By Robin Emmott
KIEV (Reuters) - The head of NATO pledged to help Ukraine defend itself against pro-Russian separatists on Tuesday but disappointed some in Kiev who seek supplies of defensive weaponry that the West fears would threaten a fragile ceasefire with the rebels.
In an opulent gilded state room in the presidential palace, Secretary-General Jens Stoltenberg told Ukraine's National Security Council it had no closer partner than the U.S.-led military alliance and he signed agreements to modernize the armed forces.
"NATO does not provide or supply weapons," Stoltenberg told Reuters before the meeting with President Petro Poroshenko and security chiefs, where he stressed the symbolic nature of his first visit to Ukraine as head of NATO, 18 months after Russia seized Ukraine's Crimean peninsula.
"The main focus now is the implementation of the Minsk agreement," Stoltenberg said, adding that Monday was the first day since a peace deal was signed in February in which no violations of the ceasefire were registered.
The ebb in violence in Ukraine's east, where the West say Russia is supporting and arming separatists and has positioned its own heavy weapons, was an opportunity for new momentum for diplomacy, Stoltenberg said.
Ukrainian plans to sign a new military doctrine in Stoltenberg's presence - a document identifying Russia as Ukraine's only aggressor - were canceled, apparently to spare the NATO chief diplomatic embarrassment.
But Poroshenko and others, while accepting that non-NATO Ukraine could not expect direct military aid, portrayed their country as a bulwark against Russian aggression that could one day threaten other parts of the continent.
"De jure we are not allies, but de facto we are much more than partners.

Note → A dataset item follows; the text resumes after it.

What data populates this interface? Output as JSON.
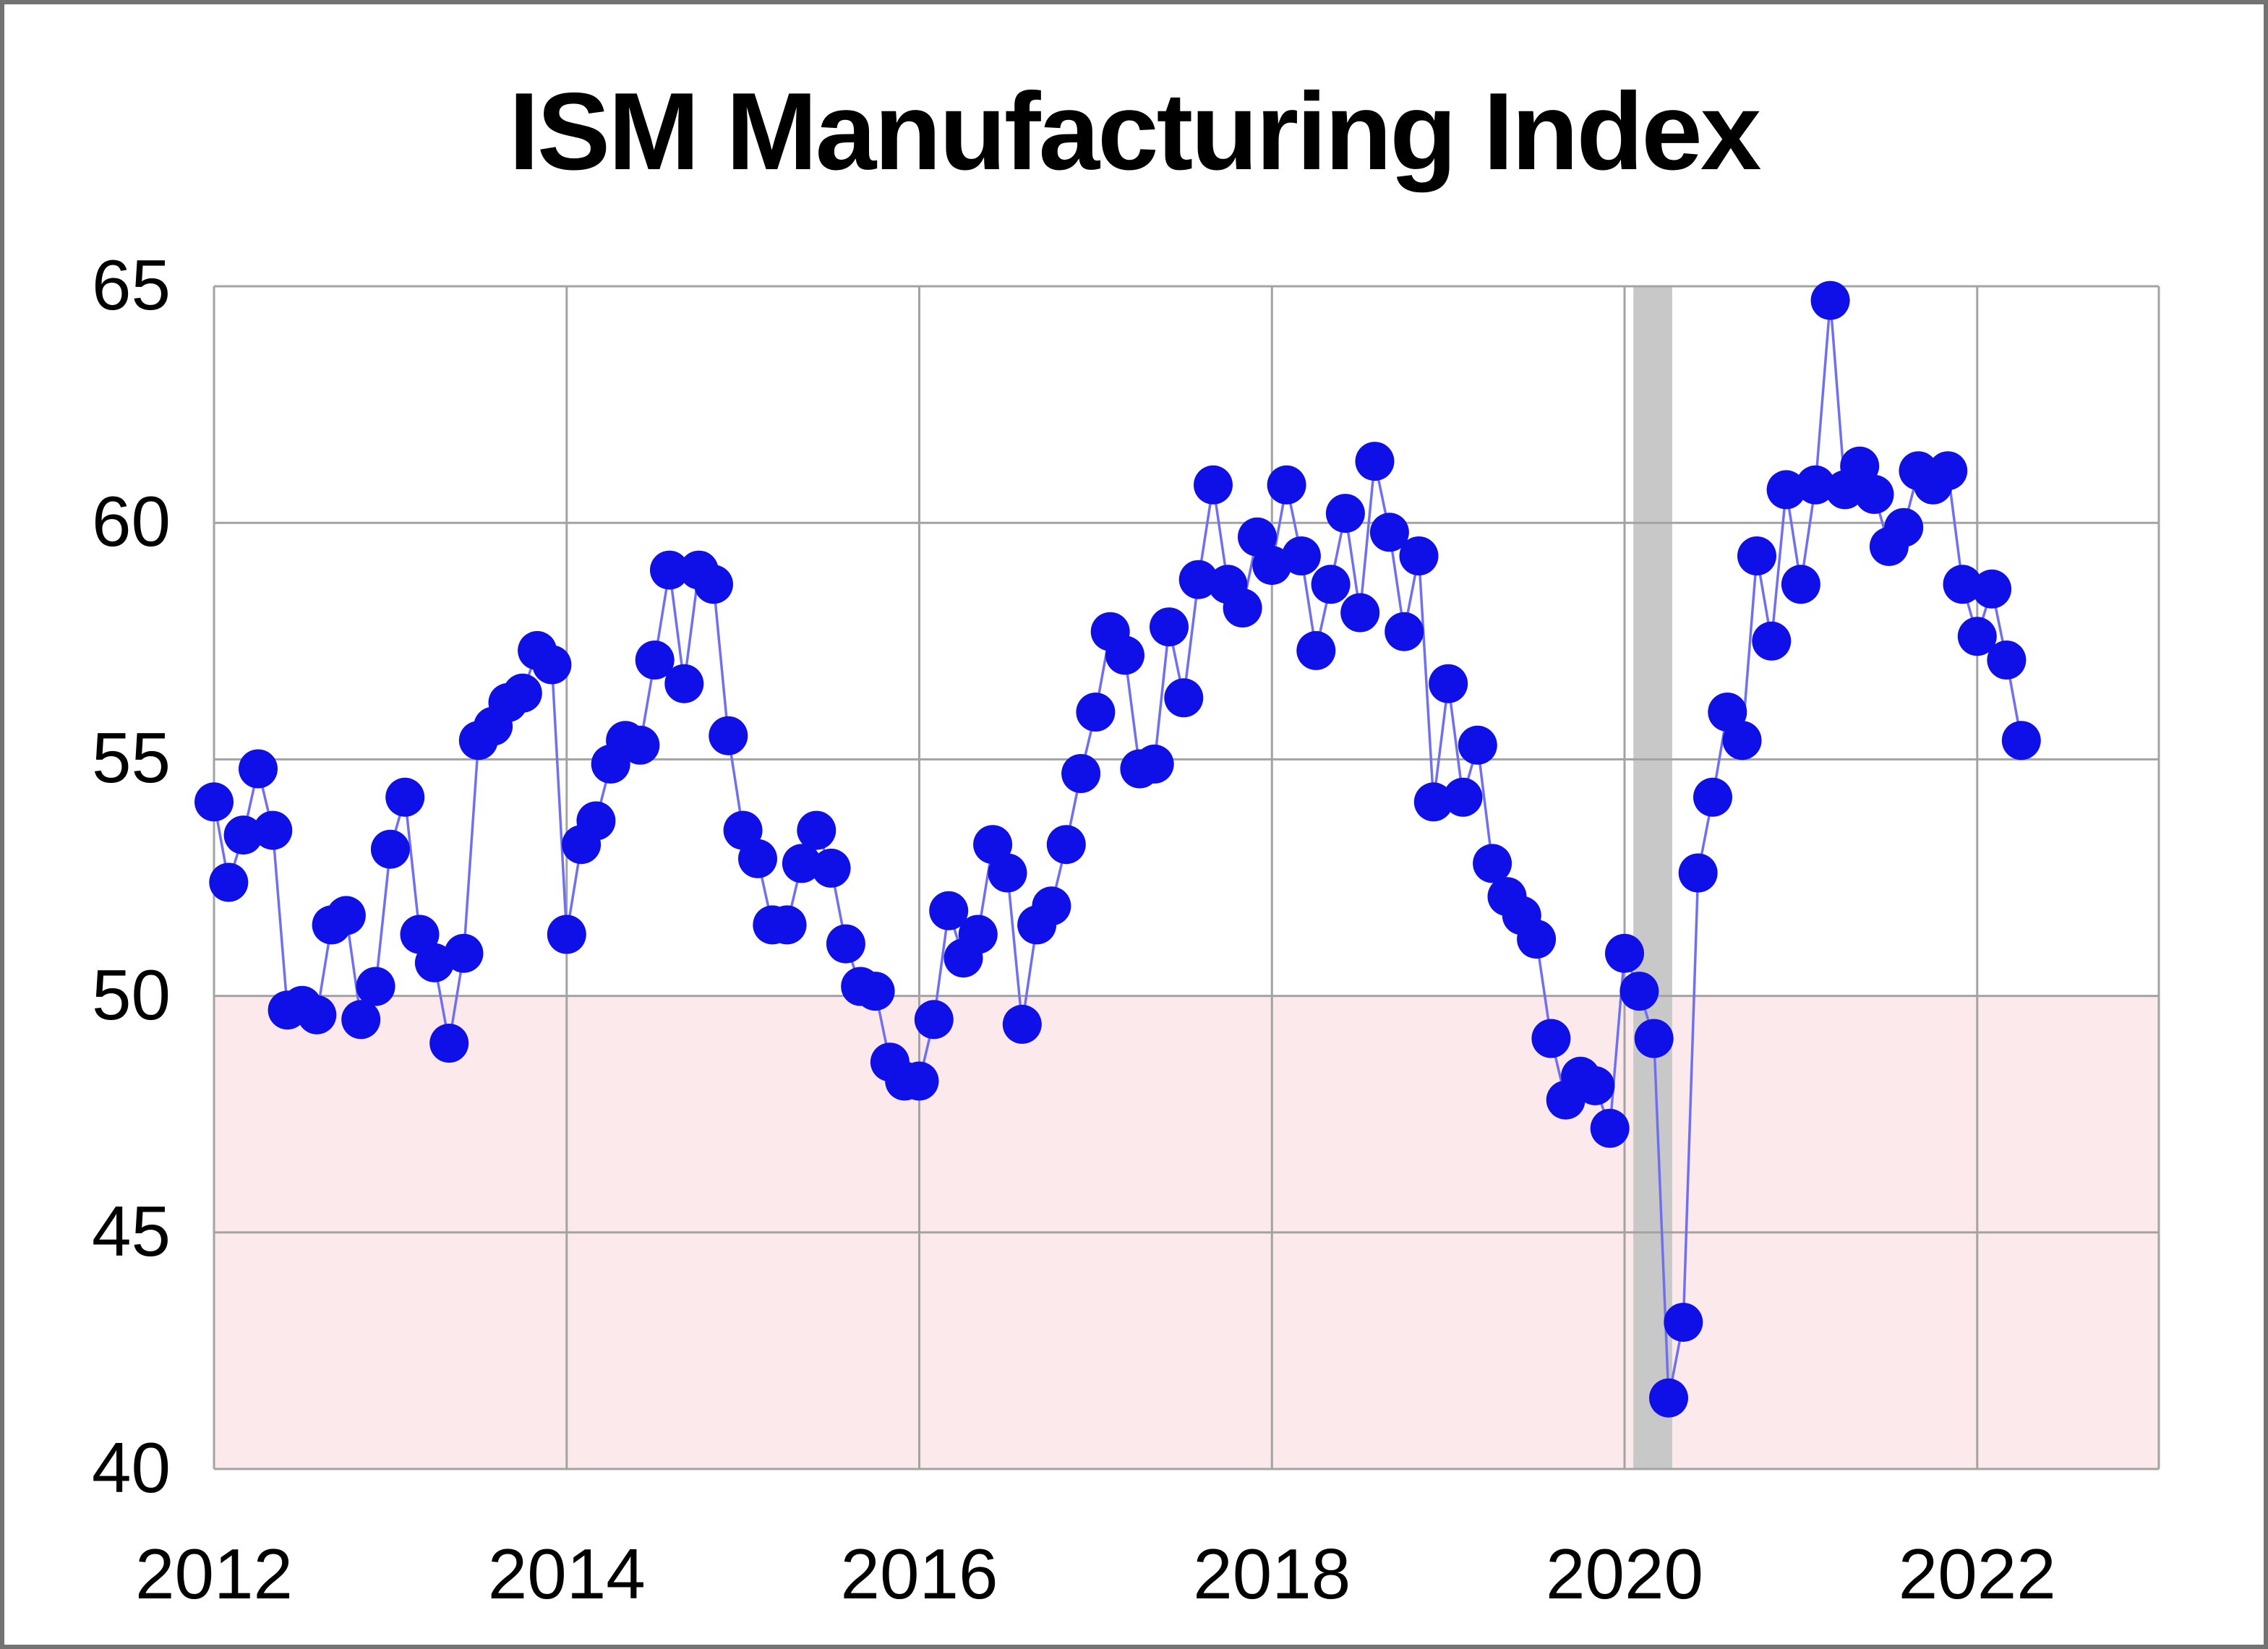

Ukraine is the most eastern outpost of the Euro-Atlantic area," Poroshenko said.
Prime Minister Arseny Yatseniuk, sitting alongside Stoltenberg at the security council meeting, was blunter, saying the country needed to defend itself against Russia, which denies it has provided weapons to the rebels.
"Defense capabilities are essential to us in the face of a nuclear country, which has spent tens of billions of dollars on modernizing its army," Yatseniuk said.
Stoltenberg sees Ukraine as the most complex of Europe's many crises and backs the 11-step Minsk peace deal signed in February that set an end-year deadline for implementation.
He sees the alliance's role mainly limited to helping rebuild the Ukrainian army after years of mismanagement that was reflected in defeats by the pro-Russian rebels.
Former president Viktor Yanukovich dropped a bid to join NATO in 2010 to please Moscow. When he moved last year to decline an EU partnership deal and draw closer to Moscow, he was toppled by protests dubbed by Russia a Western-backed coup.
The current pro-Western leadership under Poroshenko now sees NATO membership as the only way to protect its territory. NATO, however, wants to avoid provoking Moscow.
Russia opposes any potential expansion of NATO to former communist areas of eastern and southeastern Europe, part of a battle for influence that lies at the heart of the conflict in Ukraine.